2 - Recherche privée, collaboration public/privé, soutien à l'innovation

Le Conseil note la progression de l'aide à la recherche privée mesurée par la créance du crédit d'impôt recherche (CIR), qui est passée de 1.68 Md€ en 2007 à 4.155 Md€ en 2008, 4.812 Md€ en 2010 et devrait atteindre 4.9 Md€ en 2011.
Il relève cependant une diminution des mesures fiscales concernant les jeunes entreprises innovantes. Cet ajustement budgétaire va à l'encontre de l'encouragement du transfert de technologie par la création de jeunes sociétés innovantes. Celles-ci seront doublement pénalisées par cette modification et celle relative au calcul du CIR.
Le CSRT se félicite de la progression du nombre de sociétés qui bénéficient du CIR (de 8000 en 2006 à plus de 12 000 en 2009). Ce dispositif a permis en 2009, malgré la crise qui a touché plus particulièrement les industriels, d'augmenter la R&D ainsi que la R&D partenariale avec la recherche publique. Ceci s'est traduit positivement par l'augmentation de l'activité des instituts Carnot, du nombre de bourses CIFRE et de leur embauche dans les entreprises.
Le CIR a fait en 2010 l'objet de rapports du Parlement et de l'Inspection Générale des Finances. Ces rapports n'intègrent pas les modifications fondamentales apportées en 2008 au dispositif, faute du recul suffisant.
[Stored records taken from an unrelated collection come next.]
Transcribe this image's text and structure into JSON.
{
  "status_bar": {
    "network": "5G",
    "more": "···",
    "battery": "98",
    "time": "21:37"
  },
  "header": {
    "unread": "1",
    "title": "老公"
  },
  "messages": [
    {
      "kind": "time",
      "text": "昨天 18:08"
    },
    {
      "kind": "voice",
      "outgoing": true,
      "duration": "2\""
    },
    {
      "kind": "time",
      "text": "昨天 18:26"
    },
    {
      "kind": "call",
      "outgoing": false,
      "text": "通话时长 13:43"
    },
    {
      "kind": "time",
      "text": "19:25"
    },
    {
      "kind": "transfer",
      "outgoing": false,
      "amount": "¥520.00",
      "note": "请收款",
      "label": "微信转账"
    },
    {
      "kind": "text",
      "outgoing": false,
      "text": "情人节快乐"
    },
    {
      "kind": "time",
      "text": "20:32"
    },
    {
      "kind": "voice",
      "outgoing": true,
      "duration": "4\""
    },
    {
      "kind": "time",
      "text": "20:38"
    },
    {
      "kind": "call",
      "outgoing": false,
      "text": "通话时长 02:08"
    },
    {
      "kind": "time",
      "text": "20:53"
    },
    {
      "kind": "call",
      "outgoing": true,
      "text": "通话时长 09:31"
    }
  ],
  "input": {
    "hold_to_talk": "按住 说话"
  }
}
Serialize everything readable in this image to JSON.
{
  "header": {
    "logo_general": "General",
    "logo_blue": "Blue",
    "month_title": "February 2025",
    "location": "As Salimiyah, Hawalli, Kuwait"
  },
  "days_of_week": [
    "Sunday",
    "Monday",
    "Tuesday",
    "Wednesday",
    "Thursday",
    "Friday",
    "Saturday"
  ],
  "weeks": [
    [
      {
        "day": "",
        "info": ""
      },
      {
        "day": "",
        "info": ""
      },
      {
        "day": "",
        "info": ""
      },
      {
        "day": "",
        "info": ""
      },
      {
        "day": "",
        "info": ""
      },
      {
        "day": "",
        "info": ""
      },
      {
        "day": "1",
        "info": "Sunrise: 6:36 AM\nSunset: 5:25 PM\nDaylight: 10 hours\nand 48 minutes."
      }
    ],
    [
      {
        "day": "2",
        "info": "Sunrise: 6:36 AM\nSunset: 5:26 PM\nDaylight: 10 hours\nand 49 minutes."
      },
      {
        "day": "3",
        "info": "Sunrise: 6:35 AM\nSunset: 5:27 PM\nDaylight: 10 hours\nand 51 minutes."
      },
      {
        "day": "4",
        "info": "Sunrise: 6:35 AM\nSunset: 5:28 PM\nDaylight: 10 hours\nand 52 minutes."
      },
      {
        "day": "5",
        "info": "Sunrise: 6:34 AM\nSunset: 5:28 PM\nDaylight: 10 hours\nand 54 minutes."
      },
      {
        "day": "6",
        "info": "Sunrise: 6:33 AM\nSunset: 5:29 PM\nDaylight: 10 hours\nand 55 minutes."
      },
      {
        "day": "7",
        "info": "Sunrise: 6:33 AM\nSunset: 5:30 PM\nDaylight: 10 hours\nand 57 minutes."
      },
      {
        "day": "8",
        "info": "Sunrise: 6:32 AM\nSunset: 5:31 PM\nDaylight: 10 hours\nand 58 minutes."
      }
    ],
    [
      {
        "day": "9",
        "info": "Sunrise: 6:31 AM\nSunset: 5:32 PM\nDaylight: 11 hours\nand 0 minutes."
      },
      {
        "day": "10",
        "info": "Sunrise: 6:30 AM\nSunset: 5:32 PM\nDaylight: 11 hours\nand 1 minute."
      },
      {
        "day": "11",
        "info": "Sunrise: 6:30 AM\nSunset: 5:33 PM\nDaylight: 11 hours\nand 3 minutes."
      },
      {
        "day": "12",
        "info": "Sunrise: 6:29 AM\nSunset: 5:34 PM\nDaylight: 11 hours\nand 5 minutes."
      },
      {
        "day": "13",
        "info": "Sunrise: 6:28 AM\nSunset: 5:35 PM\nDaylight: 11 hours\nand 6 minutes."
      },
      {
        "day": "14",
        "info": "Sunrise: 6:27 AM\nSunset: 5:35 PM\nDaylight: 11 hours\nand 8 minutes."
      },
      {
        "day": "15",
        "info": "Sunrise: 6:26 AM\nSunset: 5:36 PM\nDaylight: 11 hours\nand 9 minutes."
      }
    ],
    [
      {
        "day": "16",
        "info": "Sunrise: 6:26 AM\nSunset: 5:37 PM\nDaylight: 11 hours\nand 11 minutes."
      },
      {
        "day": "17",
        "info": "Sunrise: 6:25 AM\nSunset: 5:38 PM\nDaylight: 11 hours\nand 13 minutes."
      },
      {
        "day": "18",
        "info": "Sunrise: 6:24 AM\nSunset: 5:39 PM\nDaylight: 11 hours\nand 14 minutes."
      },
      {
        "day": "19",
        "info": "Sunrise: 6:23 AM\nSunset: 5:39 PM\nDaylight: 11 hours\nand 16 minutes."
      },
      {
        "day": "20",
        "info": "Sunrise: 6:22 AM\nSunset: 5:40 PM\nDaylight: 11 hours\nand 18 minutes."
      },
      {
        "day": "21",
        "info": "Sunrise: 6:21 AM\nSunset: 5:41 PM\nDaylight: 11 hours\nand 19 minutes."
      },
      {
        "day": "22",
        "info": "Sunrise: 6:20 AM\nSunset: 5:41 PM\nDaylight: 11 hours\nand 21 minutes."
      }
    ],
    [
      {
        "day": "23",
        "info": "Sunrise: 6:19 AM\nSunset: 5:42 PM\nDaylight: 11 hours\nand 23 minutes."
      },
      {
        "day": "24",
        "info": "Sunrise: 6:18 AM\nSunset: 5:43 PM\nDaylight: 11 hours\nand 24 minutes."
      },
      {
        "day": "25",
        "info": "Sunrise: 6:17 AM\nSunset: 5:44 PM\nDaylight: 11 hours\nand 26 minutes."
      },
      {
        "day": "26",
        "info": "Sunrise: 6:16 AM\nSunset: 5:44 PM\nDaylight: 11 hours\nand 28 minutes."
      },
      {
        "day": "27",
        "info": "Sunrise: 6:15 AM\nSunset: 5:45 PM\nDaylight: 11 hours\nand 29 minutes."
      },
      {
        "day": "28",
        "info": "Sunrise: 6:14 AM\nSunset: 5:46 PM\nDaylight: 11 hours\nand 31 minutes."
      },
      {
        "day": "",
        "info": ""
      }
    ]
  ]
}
L'efficacité de ces nouvelles dispositions pourra être évaluée pleinement en 2013 sous réserve du maintien du mode de calcul du CIR.
L'importance de l'effort budgétaire engagé devrait s'accompagner, dans ces conditions, d'un renforcement des dispositifs statistiques et de la qualité des moyens de contrôle afin d'évaluer la recherche éligible ainsi que l'efficacité du crédit d'impôt recherche avec des indicateurs pertinents.
Par ailleurs, le CSRT constate que les difficultés rencontrées par notre pays pour atteindre les objectifs de Lisbonne de 3 % du PIB affectés à la recherche et au développement, proviennent pour une part des effets de la crise de 2008, de la désindustrialisation de la France mais aussi de la relative faiblesse de l'effort de recherche assumé par les entreprises du fait de la composition structurelle de l'industrie française, peu axée sur les industries high tech à haut taux de R&D. Il considère, dans ces conditions, que le CIR seul n'est


pas à même de résorber les faiblesses qualitatives et quantitatives de notre secteur industriel. Au-delà de la recherche et de l'innovation, il conviendrait de développer une politique industrielle plus globale.
Le Conseil souligne l'importance de l'articulation de la Stratégie Nationale de Recherche et d'Innovation de la recherche publique (SNRI) avec la stratégie des entreprises privées. Il estime que le principe du lancement et du financement de programmes stratégiques devrait être pérennisé.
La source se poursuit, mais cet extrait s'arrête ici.